1 Voir Art Insider #4, juin 2018, p.45.

2 TGI Paris, 3e ch. 1re sect. 3 juin 1998.

3 Trib. Correct. Paris, 10e ch., 26 mai 1987.

4 TGI Paris, 3e ch. 1re sect. 9 mars 2017 et 8 nov. 2018, jugeant les œuvres Naked et Fait d’hivercontrefaisantes.

5 CA Paris, 27 févr. 2013.

6 G. de Moncuit, « Les relations entre contrefaçon et parasitisme », Revue concurrentialiste, mai 2014.

7 TGI Paris, 3 juin 1998 précité condamnant le concepteur et l’exploitant du spot publicitaire à payer un million de francs de dommages-intérêts.

8 Par exemple une utilisation présentée comme un « hommage à William Klein ».

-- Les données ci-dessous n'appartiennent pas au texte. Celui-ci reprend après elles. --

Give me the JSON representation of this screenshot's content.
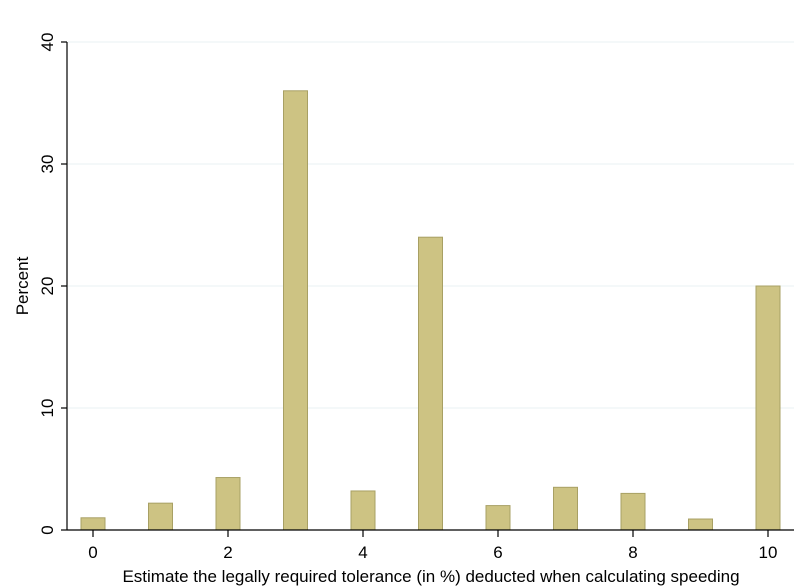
{
  "chart_data": {
    "type": "bar",
    "xlabel": "Estimate the legally required tolerance (in %) deducted when calculating speeding",
    "ylabel": "Percent",
    "x": [
      0,
      1,
      2,
      3,
      4,
      5,
      6,
      7,
      8,
      9,
      10
    ],
    "values": [
      1.0,
      2.2,
      4.3,
      36.0,
      3.2,
      24.0,
      2.0,
      3.5,
      3.0,
      0.9,
      20.0
    ],
    "xlim": [
      0,
      10
    ],
    "ylim": [
      0,
      40
    ],
    "xticks": [
      0,
      2,
      4,
      6,
      8,
      10
    ],
    "yticks": [
      0,
      10,
      20,
      30,
      40
    ],
    "grid": true,
    "bar_color": "#cdc383",
    "bar_edge_color": "#a8a064",
    "grid_color": "#eaf0f3"
  }
}
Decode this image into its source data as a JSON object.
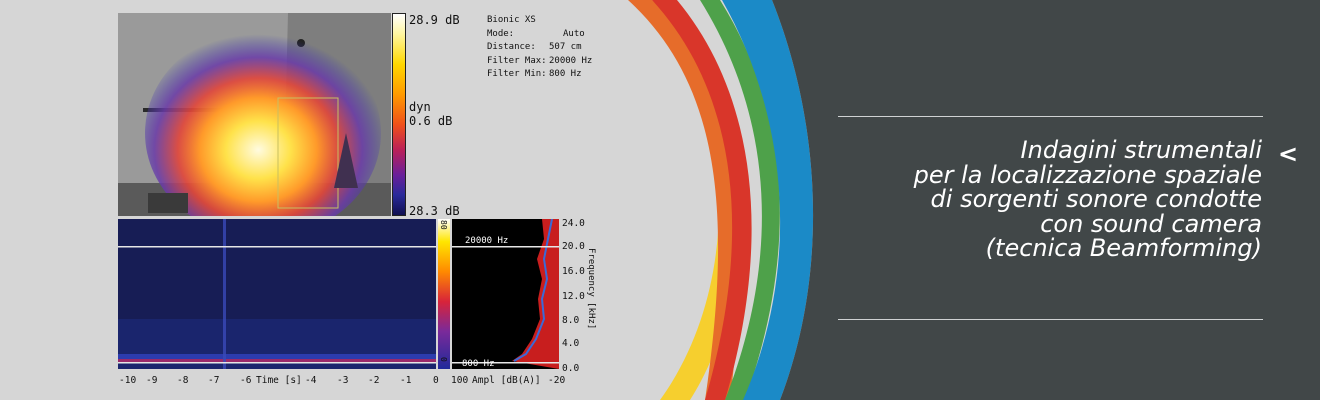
{
  "camera": {
    "scale_max": "28.9 dB",
    "scale_mid_label": "dyn",
    "scale_mid_value": "0.6 dB",
    "scale_min": "28.3 dB",
    "info": [
      {
        "key": "Bionic XS",
        "value": ""
      },
      {
        "key": "Mode:",
        "value": "Auto"
      },
      {
        "key": "Distance:",
        "value": "507 cm"
      },
      {
        "key": "Filter Max:",
        "value": "20000 Hz"
      },
      {
        "key": "Filter Min:",
        "value": "800 Hz"
      }
    ]
  },
  "spectrogram": {
    "x_ticks": [
      "-10",
      "-9",
      "-8",
      "-7",
      "-6",
      "-4",
      "-3",
      "-2",
      "-1",
      "0"
    ],
    "x_label": "Time [s]",
    "scale_top": "80",
    "scale_bottom": "0",
    "ampl_ticks": [
      "100",
      "-20"
    ],
    "ampl_label": "Ampl [dB(A)]",
    "filter_max_label": "20000 Hz",
    "filter_min_label": "800 Hz",
    "freq_ticks": [
      "24.0",
      "20.0",
      "16.0",
      "12.0",
      "8.0",
      "4.0",
      "0.0"
    ],
    "freq_label": "Frequency [kHz]"
  },
  "banner": {
    "title_lines": [
      "Indagini strumentali",
      "per la localizzazione spaziale",
      "di sorgenti sonore condotte",
      "con sound camera",
      "(tecnica Beamforming)"
    ],
    "chevron": "<"
  },
  "colors": {
    "dark_panel": "#414748",
    "blue_arc": "#1b8ac7",
    "green_arc": "#4ea14a",
    "red_arc": "#d9362a",
    "orange_arc": "#e66c2a",
    "yellow_arc": "#f6cf2e",
    "background": "#d6d6d6"
  }
}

9 Le titre Jack le chien d’une sculpture imitant l’œuvre intitulée Bob le chien caractérise le risque de confusion.

10 TGI Paris, 3e ch. 3e sect., 21 mars 2014, qui n’a curieusement pas fait l’objet d’un appel.

11 Civ. 1re 15 mai 2015 opposant Peter Klasen à Alix Malka qui lui reprochait l’emprunt dans ses toiles de plusieurs photographies. Sur renvoi, la cour d’appel de Versailles a jugé le 16 mars 2018 que la contrefaçon était constituée.